こんな諏訪地方で、私は37年暮らし、奥さんと死別してから佐久に移住、2026年現在は移住して10年になります。移住してから名字は比田井に変りました。
その私がなぜ地域の共同体「ゆい」の大切さを訴えるのか、その理由は諏訪地域での公立高校勤務25年に由来します。
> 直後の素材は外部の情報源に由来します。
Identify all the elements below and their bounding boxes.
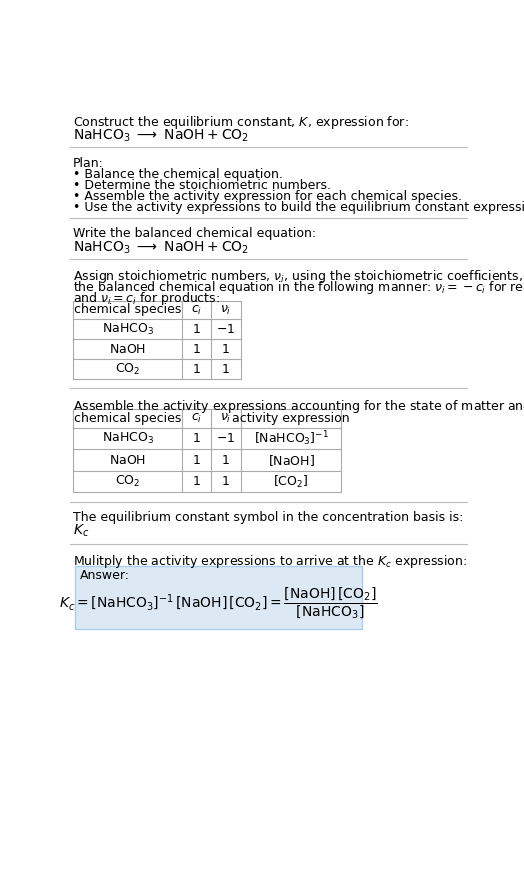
Text: $c_i$: $c_i$ bbox=[191, 412, 202, 425]
Text: 1: 1 bbox=[192, 323, 200, 336]
Text: activity expression: activity expression bbox=[232, 412, 350, 425]
Text: 1: 1 bbox=[222, 343, 230, 356]
Text: Assemble the activity expressions accounting for the state of matter and $\nu_i$: Assemble the activity expressions accoun… bbox=[73, 397, 524, 415]
Text: Write the balanced chemical equation:: Write the balanced chemical equation: bbox=[73, 227, 316, 240]
Text: $[\mathrm{NaHCO_3}]^{-1}$: $[\mathrm{NaHCO_3}]^{-1}$ bbox=[254, 429, 329, 448]
Text: $-1$: $-1$ bbox=[216, 432, 235, 445]
Text: • Use the activity expressions to build the equilibrium constant expression.: • Use the activity expressions to build … bbox=[73, 201, 524, 213]
Text: and $\nu_i = c_i$ for products:: and $\nu_i = c_i$ for products: bbox=[73, 290, 220, 307]
Text: $\mathrm{NaHCO_3}$: $\mathrm{NaHCO_3}$ bbox=[102, 431, 154, 446]
Text: Answer:: Answer: bbox=[80, 570, 130, 582]
Text: • Balance the chemical equation.: • Balance the chemical equation. bbox=[73, 168, 283, 181]
Text: 1: 1 bbox=[222, 363, 230, 376]
Text: $\nu_i$: $\nu_i$ bbox=[220, 412, 232, 425]
Text: $\mathrm{NaHCO_3}\ \longrightarrow\ \mathrm{NaOH + CO_2}$: $\mathrm{NaHCO_3}\ \longrightarrow\ \mat… bbox=[73, 127, 249, 144]
Text: The equilibrium constant symbol in the concentration basis is:: The equilibrium constant symbol in the c… bbox=[73, 511, 464, 524]
Text: Mulitply the activity expressions to arrive at the $K_c$ expression:: Mulitply the activity expressions to arr… bbox=[73, 553, 467, 570]
Text: 1: 1 bbox=[192, 475, 200, 488]
Text: $K_c = [\mathrm{NaHCO_3}]^{-1}\,[\mathrm{NaOH}]\,[\mathrm{CO_2}] = \dfrac{[\math: $K_c = [\mathrm{NaHCO_3}]^{-1}\,[\mathrm… bbox=[59, 586, 377, 621]
Text: Plan:: Plan: bbox=[73, 156, 104, 170]
Text: 1: 1 bbox=[192, 432, 200, 445]
Text: the balanced chemical equation in the following manner: $\nu_i = -c_i$ for react: the balanced chemical equation in the fo… bbox=[73, 279, 524, 296]
Text: $\mathrm{NaHCO_3}$: $\mathrm{NaHCO_3}$ bbox=[102, 322, 154, 337]
Text: • Determine the stoichiometric numbers.: • Determine the stoichiometric numbers. bbox=[73, 179, 331, 192]
Text: $\mathrm{CO_2}$: $\mathrm{CO_2}$ bbox=[115, 362, 140, 377]
Text: 1: 1 bbox=[192, 363, 200, 376]
Text: 1: 1 bbox=[192, 453, 200, 467]
Text: $-1$: $-1$ bbox=[216, 323, 235, 336]
Text: $\mathrm{NaHCO_3}\ \longrightarrow\ \mathrm{NaOH + CO_2}$: $\mathrm{NaHCO_3}\ \longrightarrow\ \mat… bbox=[73, 239, 249, 255]
Bar bbox=[73, 300, 241, 380]
Text: chemical species: chemical species bbox=[74, 412, 181, 425]
Text: $\mathrm{NaOH}$: $\mathrm{NaOH}$ bbox=[109, 453, 146, 467]
Text: $[\mathrm{NaOH}]$: $[\mathrm{NaOH}]$ bbox=[268, 453, 314, 468]
Text: • Assemble the activity expression for each chemical species.: • Assemble the activity expression for e… bbox=[73, 190, 462, 203]
Text: 1: 1 bbox=[222, 453, 230, 467]
Text: $K_c$: $K_c$ bbox=[73, 523, 90, 539]
Text: $[\mathrm{CO_2}]$: $[\mathrm{CO_2}]$ bbox=[274, 474, 309, 490]
Text: chemical species: chemical species bbox=[74, 303, 181, 316]
Text: 1: 1 bbox=[192, 343, 200, 356]
Text: $c_i$: $c_i$ bbox=[191, 303, 202, 316]
Text: $\mathrm{NaOH}$: $\mathrm{NaOH}$ bbox=[109, 343, 146, 356]
Text: 1: 1 bbox=[222, 475, 230, 488]
Text: $\nu_i$: $\nu_i$ bbox=[220, 303, 232, 316]
Bar bbox=[73, 409, 342, 493]
Bar bbox=[75, 565, 362, 629]
Text: Construct the equilibrium constant, $K$, expression for:: Construct the equilibrium constant, $K$,… bbox=[73, 115, 409, 132]
Text: Assign stoichiometric numbers, $\nu_i$, using the stoichiometric coefficients, $: Assign stoichiometric numbers, $\nu_i$, … bbox=[73, 268, 524, 285]
Text: $\mathrm{CO_2}$: $\mathrm{CO_2}$ bbox=[115, 474, 140, 489]
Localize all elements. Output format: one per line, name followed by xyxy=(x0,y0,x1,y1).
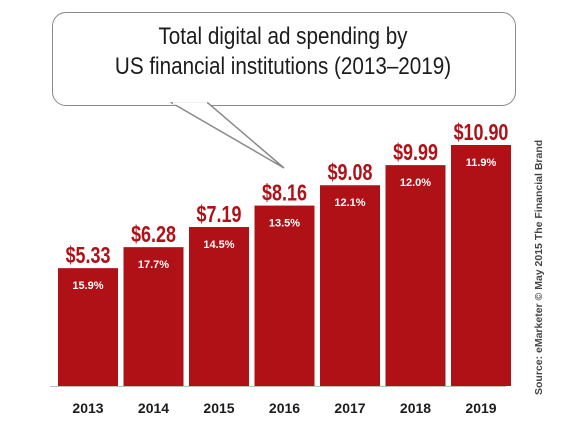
growth-label: 15.9% xyxy=(72,280,103,292)
chart-title-block: Total digital ad spending by US financia… xyxy=(84,22,481,82)
growth-label: 12.0% xyxy=(400,177,431,189)
x-tick-label: 2018 xyxy=(400,400,431,416)
x-tick-label: 2013 xyxy=(72,400,103,416)
bar-2015 xyxy=(189,227,249,386)
growth-label: 11.9% xyxy=(466,157,497,169)
value-label: $10.90 xyxy=(454,120,509,146)
growth-label: 12.1% xyxy=(334,197,365,209)
bar-2019 xyxy=(451,145,511,386)
growth-label: 14.5% xyxy=(203,239,234,251)
value-label: $7.19 xyxy=(197,202,242,228)
source-note: Source: eMarketer © May 2015 The Financi… xyxy=(533,139,545,395)
value-label: $9.08 xyxy=(328,160,373,186)
growth-label: 13.5% xyxy=(269,218,300,230)
title-callout xyxy=(52,12,516,106)
bar-2017 xyxy=(320,185,380,386)
x-tick-label: 2016 xyxy=(269,400,300,416)
bar-2018 xyxy=(385,165,446,386)
x-tick-label: 2015 xyxy=(203,400,234,416)
bar-2016 xyxy=(254,205,315,386)
value-label: $5.33 xyxy=(66,243,111,269)
bar-2014 xyxy=(123,247,184,386)
chart-subtitle: US financial institutions (2013–2019) xyxy=(114,53,452,80)
chart-title: Total digital ad spending by xyxy=(158,23,408,50)
value-label: $9.99 xyxy=(393,140,438,166)
growth-label: 17.7% xyxy=(138,259,169,271)
x-tick-label: 2014 xyxy=(138,400,169,416)
x-tick-label: 2019 xyxy=(465,400,496,416)
bar-2013 xyxy=(58,268,118,386)
value-label: $6.28 xyxy=(131,222,176,248)
value-label: $8.16 xyxy=(262,181,307,207)
x-tick-label: 2017 xyxy=(334,400,365,416)
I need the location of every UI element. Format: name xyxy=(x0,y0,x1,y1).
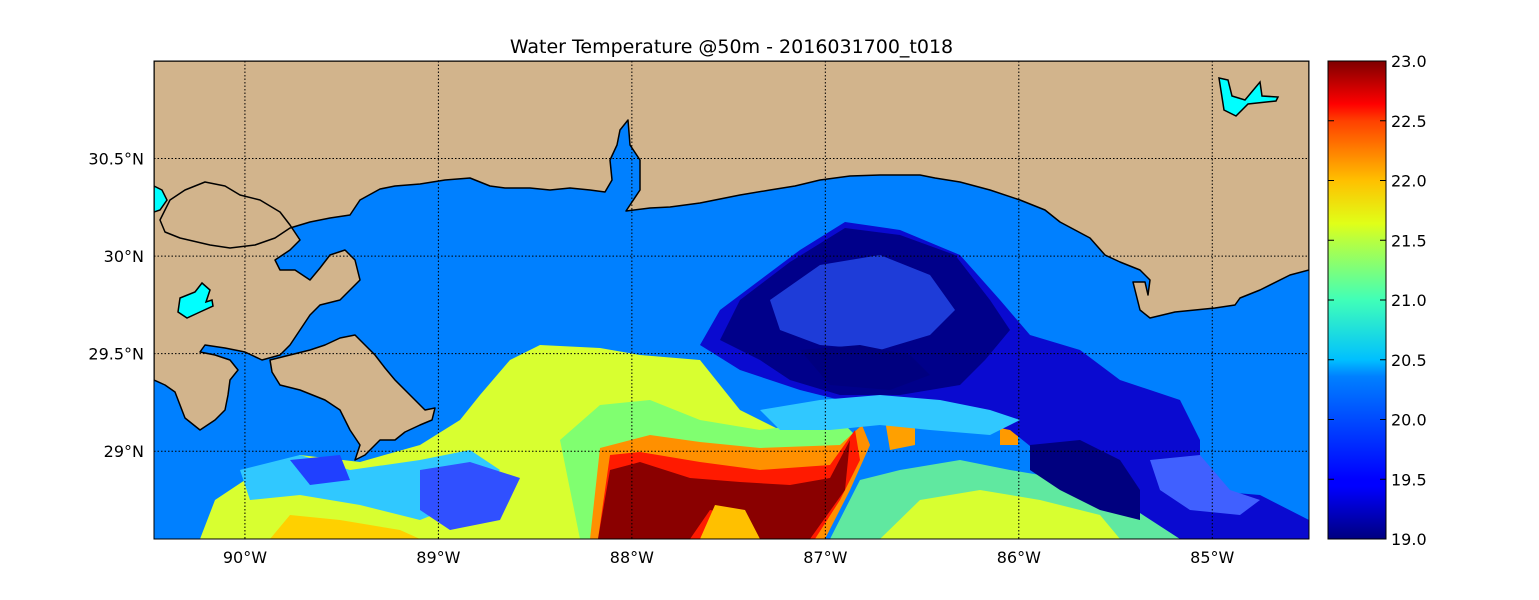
colorbar-tick-label: 20.5 xyxy=(1391,351,1427,370)
cold-eddy-inner-blue xyxy=(770,255,955,350)
blue-patch-west xyxy=(290,455,350,485)
longitude-label: 86°W xyxy=(997,548,1041,567)
colorbar xyxy=(1327,60,1387,540)
lake-northeast xyxy=(1218,77,1280,117)
delta-land xyxy=(269,334,436,461)
colorbar-tick-label: 23.0 xyxy=(1391,52,1427,71)
longitude-label: 89°W xyxy=(416,548,460,567)
latitude-label: 29.5°N xyxy=(88,345,144,364)
latitude-label: 30°N xyxy=(104,247,144,266)
latitude-label: 30.5°N xyxy=(88,150,144,169)
colorbar-tick-label: 22.0 xyxy=(1391,172,1427,191)
se-blue-band xyxy=(1150,455,1260,515)
colorbar-tick-label: 22.5 xyxy=(1391,112,1427,131)
graticule xyxy=(154,61,1309,539)
warm-band-west-yellow xyxy=(270,515,420,539)
longitude-label: 88°W xyxy=(610,548,654,567)
lake-pontchartrain-west xyxy=(154,185,168,213)
colorbar-ticks: 23.0 22.5 22.0 21.5 21.0 20.5 20.0 19.5 19.0 xyxy=(1328,52,1427,549)
se-cold-pocket xyxy=(1030,440,1140,520)
latitude-label: 29°N xyxy=(104,442,144,461)
longitude-tick-labels: 90°W 89°W 88°W 87°W 86°W 85°W xyxy=(223,548,1235,567)
colorbar-tick-label: 20.0 xyxy=(1391,411,1427,430)
colorbar-tick-label: 21.0 xyxy=(1391,291,1427,310)
longitude-label: 85°W xyxy=(1190,548,1234,567)
chart-title: Water Temperature @50m - 2016031700_t018 xyxy=(509,36,954,58)
longitude-label: 90°W xyxy=(223,548,267,567)
temperature-field xyxy=(200,222,1309,539)
colorbar-tick-label: 21.5 xyxy=(1391,231,1427,250)
south-central-yellow xyxy=(880,490,1120,539)
latitude-tick-labels: 30.5°N 30°N 29.5°N 29°N xyxy=(88,150,144,462)
cold-eddy-inner-dark xyxy=(800,345,930,390)
blue-patch-center xyxy=(420,462,520,530)
colorbar-tick-label: 19.0 xyxy=(1391,530,1427,549)
plot-frame xyxy=(153,60,1310,540)
colorbar-tick-label: 19.5 xyxy=(1391,470,1427,489)
warm-core-cyan-hole xyxy=(700,505,760,539)
lake-salvador xyxy=(177,281,214,319)
land-mass xyxy=(154,61,1309,431)
longitude-label: 87°W xyxy=(803,548,847,567)
warm-core-darkred xyxy=(598,440,850,539)
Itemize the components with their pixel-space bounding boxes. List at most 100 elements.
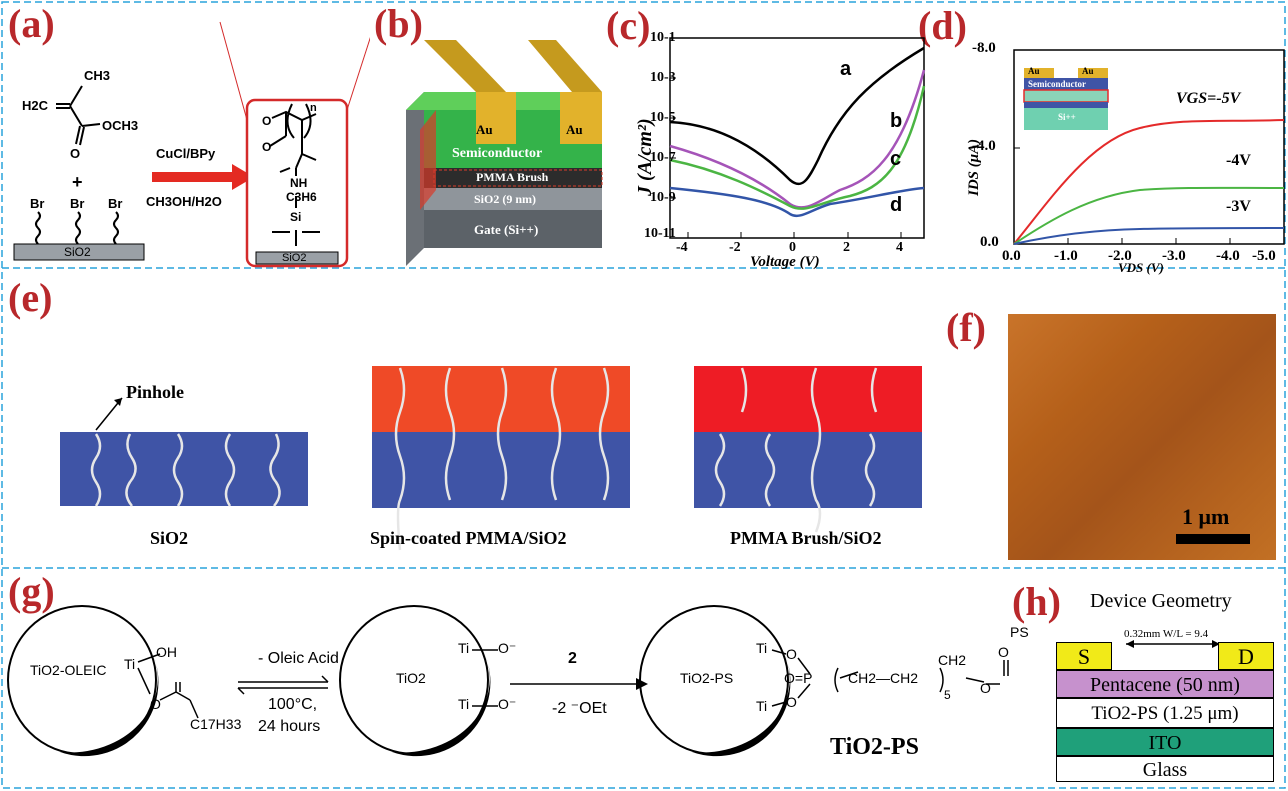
d-xtick-4: -3.0 — [1162, 248, 1186, 264]
panel-d: -8.0 -4.0 0.0 IDS (μA) 0.0 -1.0 -2.0 -3.… — [960, 0, 1288, 275]
source-contact: S — [1056, 642, 1112, 670]
jv-plot — [669, 37, 926, 239]
inset-au-right: Au — [1082, 66, 1094, 76]
vgs-label-5: VGS=-5V — [1176, 90, 1241, 107]
np3-o-2: O — [786, 694, 797, 710]
np3-o-3: O — [980, 680, 991, 696]
c-ytick-3: 10-5 — [650, 110, 676, 125]
c-xtick-2: -2 — [729, 240, 741, 255]
label-sio2-a: SiO2 — [64, 245, 91, 259]
drain-contact: D — [1218, 642, 1274, 670]
np1-label: TiO2-OLEIC — [30, 662, 107, 678]
c-label-d: d — [890, 194, 903, 216]
c-ytick-2: 10-3 — [650, 70, 676, 85]
np3-ps: PS — [1010, 624, 1029, 640]
prod-n: n — [310, 102, 317, 114]
np2-o-2: O⁻ — [498, 696, 517, 712]
label-br-1: Br — [30, 196, 45, 211]
au-left-b: Au — [476, 122, 493, 137]
d-xtick-5: -4.0 — [1216, 248, 1240, 264]
d-ytick-3: 0.0 — [980, 234, 999, 250]
panel-label-f: (f) — [946, 305, 986, 350]
arrow2-bottom: -2 ⁻OEt — [552, 700, 607, 717]
scale-label: 1 μm — [1182, 504, 1230, 529]
d-xtick-1: 0.0 — [1002, 248, 1021, 264]
pinhole-label: Pinhole — [126, 382, 185, 402]
d-xtick-6: -5.0 — [1252, 248, 1276, 264]
ligand-exchange-scheme — [7, 605, 1009, 757]
arrow1-mid: 100°C, — [268, 696, 318, 713]
prod-c3h6: C3H6 — [286, 190, 317, 204]
d-ytick-1: -8.0 — [972, 40, 996, 56]
np3-ch2: CH2 — [938, 652, 967, 668]
device-3d — [406, 40, 603, 266]
c-xtick-1: -4 — [676, 240, 688, 255]
label-br-2: Br — [70, 196, 85, 211]
c-label-c: c — [890, 148, 902, 170]
arrow1-bottom: 24 hours — [258, 718, 321, 735]
output-plot — [1013, 49, 1285, 245]
vgs-label-3: -3V — [1226, 198, 1251, 215]
c-xtick-5: 4 — [896, 240, 903, 255]
pentacene-layer: Pentacene (50 nm) — [1056, 670, 1274, 698]
reagent-bottom: CH3OH/H2O — [146, 194, 222, 209]
prod-sio2: SiO2 — [282, 252, 307, 264]
panel-g: TiO2-OLEIC OH Ti O C17H33 - Oleic Acid 1… — [0, 572, 1010, 790]
np2-o-1: O⁻ — [498, 640, 517, 656]
np3-ti-1: Ti — [756, 640, 768, 656]
reaction-arrow-a — [152, 172, 232, 182]
prod-o-top: O — [262, 114, 272, 128]
c-ytick-1: 10-1 — [650, 30, 676, 45]
np3-ti-2: Ti — [756, 698, 768, 714]
layer-semiconductor: Semiconductor — [452, 146, 543, 161]
product-label: TiO2-PS — [830, 734, 919, 760]
curve-a — [669, 46, 925, 186]
panel-e: Pinhole SiO2 Spin-coated PMMA/SiO2 PMMA … — [0, 270, 940, 566]
c-ytick-6: 10-11 — [644, 226, 676, 241]
np3-chain: CH2—CH2 — [848, 670, 919, 686]
c-xlabel: Voltage (V) — [750, 254, 820, 270]
c-xtick-4: 2 — [843, 240, 850, 255]
np1-oh: OH — [156, 644, 177, 660]
np2-label: TiO2 — [396, 670, 426, 686]
c-ytick-5: 10-9 — [650, 190, 676, 205]
np3-sub: 5 — [944, 688, 951, 702]
label-br-3: Br — [108, 196, 123, 211]
layer-gate: Gate (Si++) — [474, 222, 539, 237]
au-right-b: Au — [566, 122, 583, 137]
prod-si: Si — [290, 210, 302, 224]
label-h2c: H2C — [22, 98, 49, 113]
label-ch3: CH3 — [84, 68, 111, 83]
d-xlabel: VDS (V) — [1118, 260, 1164, 275]
h-title: Device Geometry — [1090, 590, 1232, 612]
d-ylabel: IDS (μA) — [966, 138, 982, 196]
panel-c: J (A/cm²) 10-1 10-3 10-5 10-7 10-9 10-11… — [634, 0, 930, 270]
inset-au-left: Au — [1028, 66, 1040, 76]
vgs-label-4: -4V — [1226, 152, 1251, 169]
caption-brush: PMMA Brush/SiO2 — [730, 528, 882, 548]
panel-label-b: (b) — [374, 1, 423, 46]
inset-si: Si++ — [1058, 112, 1076, 122]
caption-sio2: SiO2 — [150, 528, 189, 548]
product-box — [245, 98, 349, 268]
curve-vgs-5 — [1013, 119, 1285, 245]
c-xtick-3: 0 — [789, 240, 796, 255]
panel-label-c: (c) — [606, 3, 651, 48]
tio2-ps-layer: TiO2-PS (1.25 μm) — [1056, 698, 1274, 728]
panel-label-g: (g) — [8, 569, 55, 614]
caption-spin-coated: Spin-coated PMMA/SiO2 — [370, 528, 567, 548]
glass-layer: Glass — [1056, 756, 1274, 782]
dimension-arrow — [1126, 640, 1220, 648]
panel-label-e: (e) — [8, 275, 53, 320]
np2-ti-2: Ti — [458, 696, 470, 712]
np3-label: TiO2-PS — [680, 670, 734, 686]
curve-vgs-4 — [1013, 186, 1285, 245]
c-label-b: b — [890, 110, 903, 132]
np3-o-1: O — [786, 646, 797, 662]
label-och3: OCH3 — [102, 118, 139, 133]
prod-o-2: O — [262, 140, 272, 154]
panel-label-h: (h) — [1012, 579, 1061, 624]
label-plus: + — [72, 172, 83, 192]
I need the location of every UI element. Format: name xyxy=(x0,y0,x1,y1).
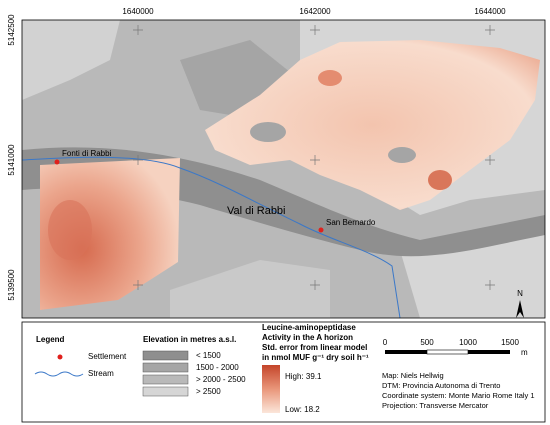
legend-label: > 2000 - 2500 xyxy=(196,375,246,384)
legend-label: Settlement xyxy=(88,352,127,361)
x-tick-label: 1644000 xyxy=(474,7,506,16)
place-label: San Bernardo xyxy=(326,218,376,227)
area-label: Val di Rabbi xyxy=(227,205,286,217)
credit: Projection: Transverse Mercator xyxy=(382,401,489,410)
legend-title: Leucine-aminopeptidase xyxy=(262,323,356,332)
legend-label: Stream xyxy=(88,369,114,378)
y-tick-label: 5141000 xyxy=(7,144,16,176)
scale-label: 1000 xyxy=(459,338,477,347)
legend-label: < 1500 xyxy=(196,351,221,360)
legend-title: Activity in the A horizon xyxy=(262,333,353,342)
legend-label: 1500 - 2000 xyxy=(196,363,239,372)
y-tick-label: 5142500 xyxy=(7,14,16,46)
x-tick-label: 1640000 xyxy=(122,7,154,16)
legend: Legend Settlement Stream Elevation in me… xyxy=(21,321,546,423)
legend-label: Low: 18.2 xyxy=(285,405,320,414)
place-label: Fonti di Rabbi xyxy=(62,149,112,158)
scale-label: 500 xyxy=(420,338,434,347)
north-arrow: N xyxy=(517,289,523,298)
legend-label: High: 39.1 xyxy=(285,372,322,381)
credit: Map: Niels Hellwig xyxy=(382,371,444,380)
x-tick-label: 1642000 xyxy=(299,7,331,16)
scale-label: 0 xyxy=(383,338,388,347)
legend-title: Elevation in metres a.s.l. xyxy=(143,335,236,344)
scale-label: 1500 xyxy=(501,338,519,347)
credit: DTM: Provincia Autonoma di Trento xyxy=(382,381,500,390)
legend-label: > 2500 xyxy=(196,387,221,396)
scale-label: m xyxy=(521,348,528,357)
legend-title: Legend xyxy=(36,335,65,344)
map-area: Fonti di Rabbi San Bernardo Val di Rabbi… xyxy=(21,19,546,319)
y-tick-label: 5139500 xyxy=(7,269,16,301)
legend-title: in nmol MUF g⁻¹ dry soil h⁻¹ xyxy=(262,353,369,362)
legend-title: Std. error from linear model xyxy=(262,343,367,352)
credit: Coordinate system: Monte Mario Rome Ital… xyxy=(382,391,535,400)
以下はある高校生との対話です。
高校生: おい!馬鹿シンジ!俺の推薦書を書いてくれや!
私 : 君を、俺が、褒めるのか?
高校生: そうだよ、頼むぜシンジ
私 : 君はトップだったな
高校生: トップ…?何のことだ?
私 : 遅刻の回数だよ
高校生: よしてくれよ!それは内緒にしてくれよ
私 : 当該生徒は何よりも家族を大切にし、家業を手伝う為…
高校生: そんなんじゃねえよ、俺はただの寝坊だよ
私 : では、こんなんでどうだ?
高校生: 何?
私 : 当該生徒は地域の祭りを大切にし…
高校生: ああ、そうだよ、祭りが生きがいなんだ、俺は
私 : 地域の伝統文化である、諏訪太鼓を演奏する…
高校生: あたりまえだよ!諏訪人なら
私 : よその者から見れば、当たり前ではない
高校生: え~!よそのやつらは太鼓も打てねえのか?
私 : 打てないよ、受験勉強しか、してないから
高校生: へえ~!
私 : 地域の文化を継承し、当該生徒は…
高校生: 俺を褒める材料があったんけえ~!
こうして無事就職した彼は、地域の事業所でチーフを務め、もちろん地域文化を今も支
え続けています。
以下の写真はその彼ではありませんが2024年8月岡谷太鼓祭りの一場面です。(岡谷市は諏訪広域に入り、諏訪市に隣接)

資料d 男はつらいよDVDコレクション 第10号 | デアゴスティーニ公式
資料e 濱口圀雄詩集 土曜美術社 B6判、201ページ 商品コード9784812017906
(注釈)
・放送大学 1981年創立、文部科学省・総務省所管の公設民営大学。
通信制大学で、放送・面接・オンラインの3形態で授業を行っている。
全国50か所の「学習センター」で、面接授業・単位認定試験等のサポートを行ってい る。長野学習センターは、関東以外で最初に開設された学習センター。